When the Tokugawa shogunate came to power, the remnants of Fūma-ryū were reduced to a band of brigands operating in and around Edo. A popular but fictional story says that in 1596, Kotarō was responsible for the death of Hattori Hanzō, a famous ninja in the service of Tokugawa Ieyasu, who had tracked him down in the Inland Sea, but Kotarō has succeeded in luring him into a small channel, where a tide trapped the Tokugawa gunboats and his men then set fire to the channel with oil.
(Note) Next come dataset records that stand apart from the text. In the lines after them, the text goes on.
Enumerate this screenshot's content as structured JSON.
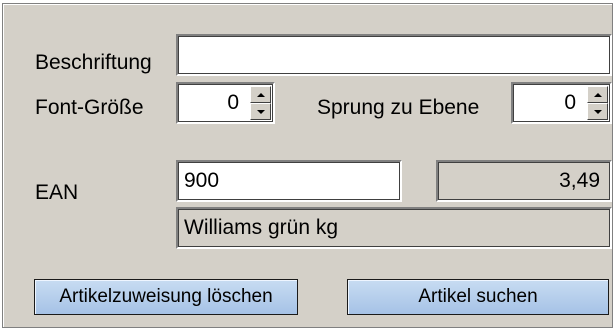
{
  "labels": {
    "beschriftung": "Beschriftung",
    "font_groesse": "Font-Größe",
    "sprung_zu_ebene": "Sprung zu Ebene",
    "ean": "EAN"
  },
  "fields": {
    "beschriftung_value": "",
    "font_groesse_value": "0",
    "sprung_zu_ebene_value": "0",
    "ean_value": "900",
    "price_value": "3,49",
    "article_name": "Williams grün kg"
  },
  "buttons": {
    "clear_assignment": "Artikelzuweisung löschen",
    "search_article": "Artikel suchen"
  },
  "colors": {
    "panel_bg": "#d4d0c8",
    "button_bg": "#a6c2e6"
  },
  "icons": {
    "spin_up": "arrow-up-icon",
    "spin_down": "arrow-down-icon"
  }
}
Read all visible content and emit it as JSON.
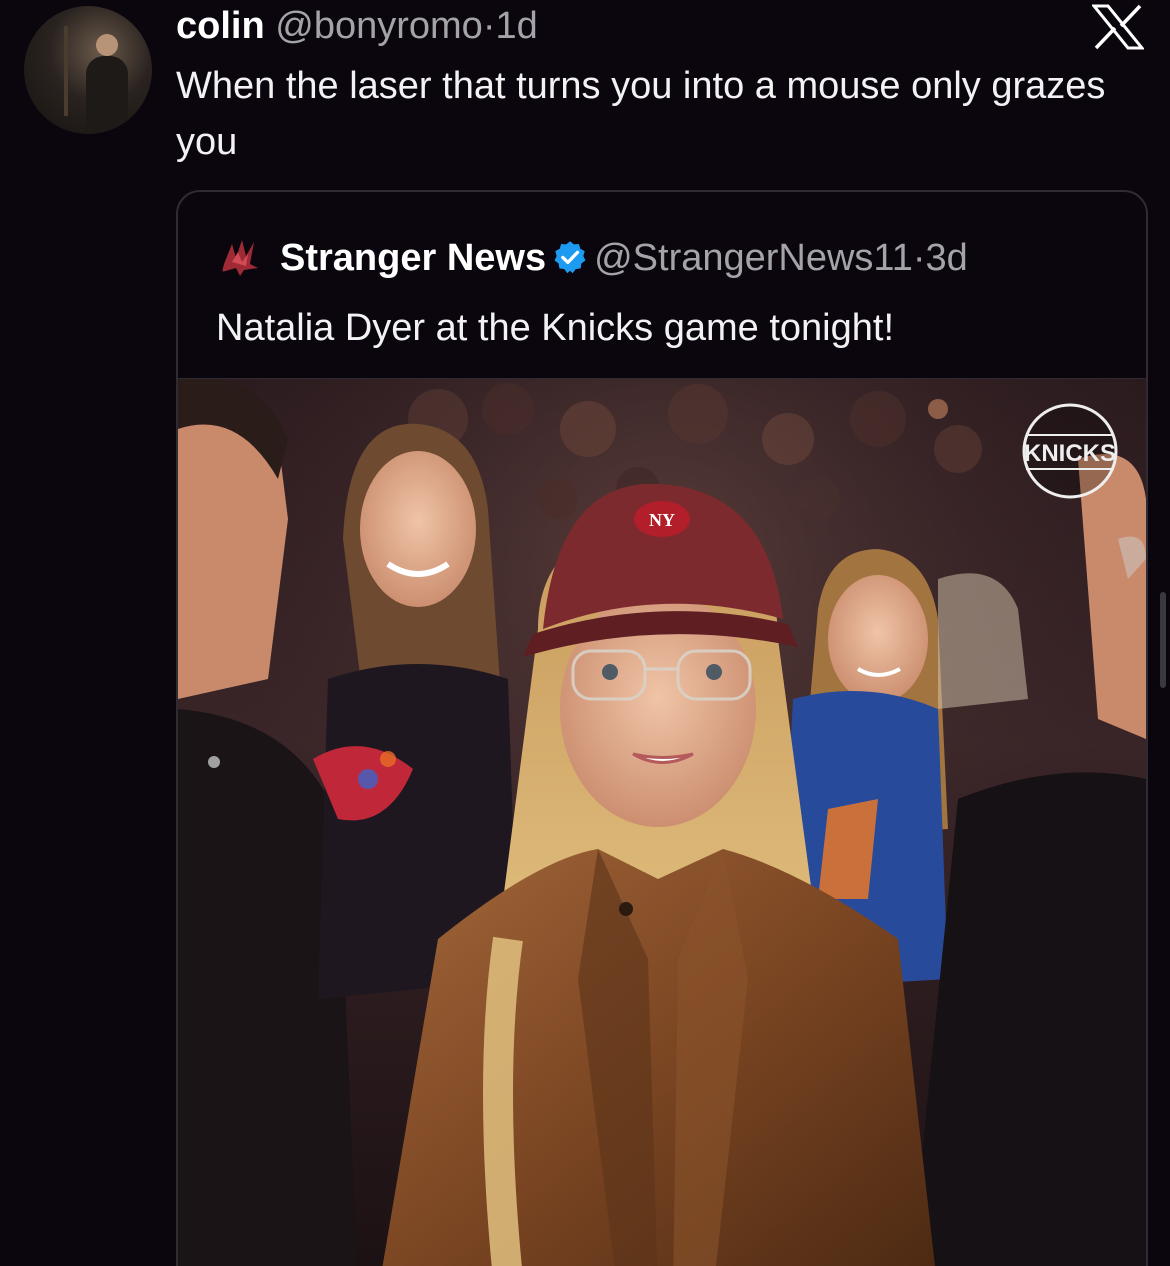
{
  "tweet": {
    "display_name": "colin",
    "handle": "@bonyromo",
    "separator": "·",
    "time": "1d",
    "text": "When the laser that turns you into a mouse only grazes you"
  },
  "brand": {
    "logo_icon": "x-logo-icon"
  },
  "quote": {
    "display_name": "Stranger News",
    "verified_icon": "verified-badge-icon",
    "handle": "@StrangerNews11",
    "separator": "·",
    "time": "3d",
    "text": "Natalia Dyer at the Knicks game tonight!",
    "media": {
      "logo_text": "KNICKS",
      "cap_logo_text": "NY"
    }
  },
  "colors": {
    "background": "#0b050d",
    "text": "#ffffff",
    "secondary_text": "#a3a3a8",
    "verified": "#1d9bf0",
    "card_border": "#2e2b33"
  }
}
Kotarō was eventually caught by the Tokugawa shogunate's special law-enforcement force, guided by his rival and a former Takeda ninja Kōsaka Jinnai (高坂甚内), and executed through beheading by an order of Ieyasu in 1603.

==In folklore and popular culture==

In a folk legend, he is often an inhuman figure: a supposedly part-oni monstrous giant (over 2 meters tall) with inverted eyes. In fiction portrayals, Fūma Kotarō is often depicted as Hattori Hanzō's arch-rival. As the name Fūma literally means "wind demon", Fūma Kotarō's depiction is frequently more flamboyant, fantastical, and sometimes even demonic. In contrast, Hanzō is usually rendered with a relatively subdued appearance.

Kotarō is a player character in the video game Onimusha 2: Samurai's Destiny.

His 18th-century descendant Fūma Kotarō Kaneyoshi is the hero's nemesis through most of the TV series The Samurai.

A fictional weapon called the Fūma shuriken is a large collapsible shuriken with four blades.